Le pétrole touche les 80 dollars

Les prix restent proches de leurs plus hauts en trois ans et demi.

Kai Pfaffenbach / Reuters

Les prix du pétrole montaient lundi en cours d’échanges européens après que le baril de Brent a brièvement touché les 80 dollars la semaine dernière, alors que persistent des inquiétudes sur l’offre, notamment au Venezuela et en Iran.

Vers 10H00 GMT (12H00 HEC), le baril de Brent de la mer du Nord pour livraison en juillet valait 78,66 dollars sur l’Intercontinental Exchange (ICE) de Londres, en hausse de 15 cents par rapport à la clôture de vendredi.

Dans les échanges électroniques sur le New York Mercantile Exchange (Nymex), le baril de “light sweet crude” (WTI) pour juin prenait 22 cents à 71,50 dollars.

“Les pressions à la hausse sur les prix sont restées au premier plan, du fait d’une foule d’éléments autour de l’offre”, a fait valoir Stephen Brennock, analyste pour PVM.

Le baril de Brent a touché la semaine dernière le seuil symbolique des 80 dollars et les prix restent proches de leurs plus hauts en trois ans et demi.

Selon Jasper Lawler, analyste pour London Capital Group, le “simulacre” d’élection au Venezuela “pourrait ouvrir la porte à des sanctions américaines visant l’industrie pétrolière”, déjà en grande difficulté du fait de la crise politique et économique.

Le président vénézuélien Nicolas Maduro a ainsi été réélu dimanche jusqu’en 2025, lors d’un scrutin critiqué par la communauté internationale et déclaré illégitime par ses opposants.

La situation en Iran, avec la sortie des Etats-Unis de l’accord sur le nucléaire et le retour des sanctions, continue de jouer également, alors que Total a annoncé la semaine qu’il se retirerait d’un projet gazier s’il n’obtenait pas de dérogation des autorités américaines.

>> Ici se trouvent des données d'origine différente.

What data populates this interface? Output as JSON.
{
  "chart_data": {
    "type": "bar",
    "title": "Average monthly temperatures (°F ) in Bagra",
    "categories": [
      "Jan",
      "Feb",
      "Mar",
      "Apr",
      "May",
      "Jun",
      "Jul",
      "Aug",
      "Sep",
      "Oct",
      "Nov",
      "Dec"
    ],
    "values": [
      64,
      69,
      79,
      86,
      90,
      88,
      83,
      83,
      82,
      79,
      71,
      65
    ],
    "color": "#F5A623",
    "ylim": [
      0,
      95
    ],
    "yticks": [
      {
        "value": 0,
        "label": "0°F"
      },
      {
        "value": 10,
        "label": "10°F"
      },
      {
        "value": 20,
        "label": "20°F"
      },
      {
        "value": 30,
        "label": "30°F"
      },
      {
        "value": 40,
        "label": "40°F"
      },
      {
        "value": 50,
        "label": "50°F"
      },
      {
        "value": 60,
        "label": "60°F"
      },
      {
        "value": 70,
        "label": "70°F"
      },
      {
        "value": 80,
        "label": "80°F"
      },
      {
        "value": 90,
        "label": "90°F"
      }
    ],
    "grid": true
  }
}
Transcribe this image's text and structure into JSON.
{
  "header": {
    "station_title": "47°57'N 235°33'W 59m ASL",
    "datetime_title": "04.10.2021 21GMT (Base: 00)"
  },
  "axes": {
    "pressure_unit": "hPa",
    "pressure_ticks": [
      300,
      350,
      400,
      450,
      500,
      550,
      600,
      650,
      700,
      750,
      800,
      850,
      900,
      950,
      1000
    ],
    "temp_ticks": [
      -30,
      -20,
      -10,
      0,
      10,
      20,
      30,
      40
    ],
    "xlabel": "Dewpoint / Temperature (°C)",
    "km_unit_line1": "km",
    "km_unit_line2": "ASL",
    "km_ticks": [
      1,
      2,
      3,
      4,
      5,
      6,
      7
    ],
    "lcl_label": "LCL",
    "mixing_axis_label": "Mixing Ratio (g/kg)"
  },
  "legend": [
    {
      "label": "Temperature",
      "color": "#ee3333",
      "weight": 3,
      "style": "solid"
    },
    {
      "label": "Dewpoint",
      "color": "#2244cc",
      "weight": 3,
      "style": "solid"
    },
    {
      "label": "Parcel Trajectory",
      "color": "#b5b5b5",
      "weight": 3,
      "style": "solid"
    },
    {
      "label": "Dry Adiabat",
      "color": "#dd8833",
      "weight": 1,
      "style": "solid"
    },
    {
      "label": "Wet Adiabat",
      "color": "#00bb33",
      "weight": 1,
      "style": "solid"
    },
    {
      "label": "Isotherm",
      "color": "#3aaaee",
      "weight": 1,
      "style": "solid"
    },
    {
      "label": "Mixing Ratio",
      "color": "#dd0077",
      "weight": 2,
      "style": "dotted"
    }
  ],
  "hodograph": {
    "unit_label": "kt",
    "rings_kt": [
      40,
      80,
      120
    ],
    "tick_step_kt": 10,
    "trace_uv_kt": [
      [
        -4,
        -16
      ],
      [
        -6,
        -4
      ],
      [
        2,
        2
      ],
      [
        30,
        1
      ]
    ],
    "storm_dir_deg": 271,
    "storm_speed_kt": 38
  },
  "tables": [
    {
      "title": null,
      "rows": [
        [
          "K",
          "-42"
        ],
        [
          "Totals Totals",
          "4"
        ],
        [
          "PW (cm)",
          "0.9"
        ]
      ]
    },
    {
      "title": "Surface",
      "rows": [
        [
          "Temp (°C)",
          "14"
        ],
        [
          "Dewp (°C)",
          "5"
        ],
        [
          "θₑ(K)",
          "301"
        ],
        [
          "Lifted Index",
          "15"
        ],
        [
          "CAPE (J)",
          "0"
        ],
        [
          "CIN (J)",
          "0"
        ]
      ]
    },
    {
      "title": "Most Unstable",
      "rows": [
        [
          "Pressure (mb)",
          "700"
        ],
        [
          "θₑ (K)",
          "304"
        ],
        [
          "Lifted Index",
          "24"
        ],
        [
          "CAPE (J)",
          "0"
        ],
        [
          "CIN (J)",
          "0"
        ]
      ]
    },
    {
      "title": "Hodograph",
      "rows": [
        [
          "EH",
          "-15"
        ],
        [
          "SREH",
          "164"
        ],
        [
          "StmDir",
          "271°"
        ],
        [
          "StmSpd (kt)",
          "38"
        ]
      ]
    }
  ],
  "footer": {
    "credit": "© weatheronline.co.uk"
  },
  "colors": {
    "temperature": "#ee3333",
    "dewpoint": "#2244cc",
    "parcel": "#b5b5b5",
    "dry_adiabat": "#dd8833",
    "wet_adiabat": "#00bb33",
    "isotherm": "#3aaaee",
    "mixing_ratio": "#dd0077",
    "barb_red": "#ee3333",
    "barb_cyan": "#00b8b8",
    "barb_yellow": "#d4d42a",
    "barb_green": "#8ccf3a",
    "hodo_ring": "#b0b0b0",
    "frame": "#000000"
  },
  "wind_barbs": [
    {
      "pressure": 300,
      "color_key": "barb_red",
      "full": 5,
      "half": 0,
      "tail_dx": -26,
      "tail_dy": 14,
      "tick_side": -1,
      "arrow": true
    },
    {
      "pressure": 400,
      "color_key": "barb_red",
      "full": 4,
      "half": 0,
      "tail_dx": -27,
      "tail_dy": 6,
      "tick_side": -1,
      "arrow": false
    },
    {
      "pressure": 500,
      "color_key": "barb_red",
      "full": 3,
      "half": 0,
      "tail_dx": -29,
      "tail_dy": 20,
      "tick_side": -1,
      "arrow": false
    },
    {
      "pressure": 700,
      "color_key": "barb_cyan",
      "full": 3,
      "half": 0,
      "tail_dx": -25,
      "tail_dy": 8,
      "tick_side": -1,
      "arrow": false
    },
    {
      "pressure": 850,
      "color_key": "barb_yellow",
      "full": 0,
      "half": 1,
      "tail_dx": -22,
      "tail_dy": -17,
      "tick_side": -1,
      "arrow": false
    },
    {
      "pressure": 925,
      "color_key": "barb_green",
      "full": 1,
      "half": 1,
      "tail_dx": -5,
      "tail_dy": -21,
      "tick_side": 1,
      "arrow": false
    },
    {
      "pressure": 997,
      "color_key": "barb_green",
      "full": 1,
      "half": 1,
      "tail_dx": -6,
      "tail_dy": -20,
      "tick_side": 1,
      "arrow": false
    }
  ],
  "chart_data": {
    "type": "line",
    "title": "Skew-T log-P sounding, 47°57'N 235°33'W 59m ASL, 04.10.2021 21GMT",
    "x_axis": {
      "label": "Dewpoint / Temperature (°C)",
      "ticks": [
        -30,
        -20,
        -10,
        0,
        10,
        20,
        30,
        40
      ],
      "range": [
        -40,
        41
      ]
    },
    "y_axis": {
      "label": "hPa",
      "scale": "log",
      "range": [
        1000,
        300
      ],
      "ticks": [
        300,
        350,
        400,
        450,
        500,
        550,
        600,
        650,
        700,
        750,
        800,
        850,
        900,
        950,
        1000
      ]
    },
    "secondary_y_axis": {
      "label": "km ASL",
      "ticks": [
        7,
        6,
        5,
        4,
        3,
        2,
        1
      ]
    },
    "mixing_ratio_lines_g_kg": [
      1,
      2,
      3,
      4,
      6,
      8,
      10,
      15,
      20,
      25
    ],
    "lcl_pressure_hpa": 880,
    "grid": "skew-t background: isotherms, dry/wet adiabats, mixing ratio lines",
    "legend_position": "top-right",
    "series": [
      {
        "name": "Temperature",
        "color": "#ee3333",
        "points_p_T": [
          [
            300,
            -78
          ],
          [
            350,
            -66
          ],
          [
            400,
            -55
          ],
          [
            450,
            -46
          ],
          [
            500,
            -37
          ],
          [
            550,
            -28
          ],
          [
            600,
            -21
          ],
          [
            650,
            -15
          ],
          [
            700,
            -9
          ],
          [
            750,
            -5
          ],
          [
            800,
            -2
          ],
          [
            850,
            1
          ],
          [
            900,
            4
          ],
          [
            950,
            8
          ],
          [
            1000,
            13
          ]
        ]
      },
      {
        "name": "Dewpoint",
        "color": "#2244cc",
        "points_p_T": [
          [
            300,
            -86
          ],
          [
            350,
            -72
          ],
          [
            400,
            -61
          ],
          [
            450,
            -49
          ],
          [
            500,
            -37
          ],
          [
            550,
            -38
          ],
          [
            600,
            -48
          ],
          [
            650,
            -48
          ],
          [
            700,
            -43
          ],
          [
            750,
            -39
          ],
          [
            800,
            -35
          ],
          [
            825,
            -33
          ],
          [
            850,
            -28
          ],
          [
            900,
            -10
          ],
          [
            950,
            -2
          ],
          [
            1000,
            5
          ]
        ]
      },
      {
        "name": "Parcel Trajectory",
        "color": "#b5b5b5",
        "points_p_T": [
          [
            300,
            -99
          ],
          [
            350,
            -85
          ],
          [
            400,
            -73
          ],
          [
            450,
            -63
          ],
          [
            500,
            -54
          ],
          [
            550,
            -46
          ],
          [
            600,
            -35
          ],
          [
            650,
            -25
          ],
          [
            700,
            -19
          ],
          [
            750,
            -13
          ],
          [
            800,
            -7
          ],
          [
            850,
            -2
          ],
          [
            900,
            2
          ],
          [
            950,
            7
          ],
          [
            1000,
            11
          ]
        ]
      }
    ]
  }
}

Dimanche, le ministre iranien des Affaires étrangères a en outre estimé que les engagements de l’Union européenne pour sauver l’accord nucléaire étaient à ce stade insuffisants.

Enfin, “les difficultés des pipelines nigérians ont rejoint les coupes menées par l’Opep (l’Organisation des pays exportateurs de pétrole, engagée depuis 2016 dans un accord de réduction de l’offre) et le plongeon de la production vénézuélienne, dans les facteurs” explicatifs de la hausse des prix, a ajouté M. Brennock.

Le Nigeria a annoncé ce week-end le déploiement de drones pour protéger les installations pétrolières du vandalisme et des kidnappings dans la région du delta du Niger.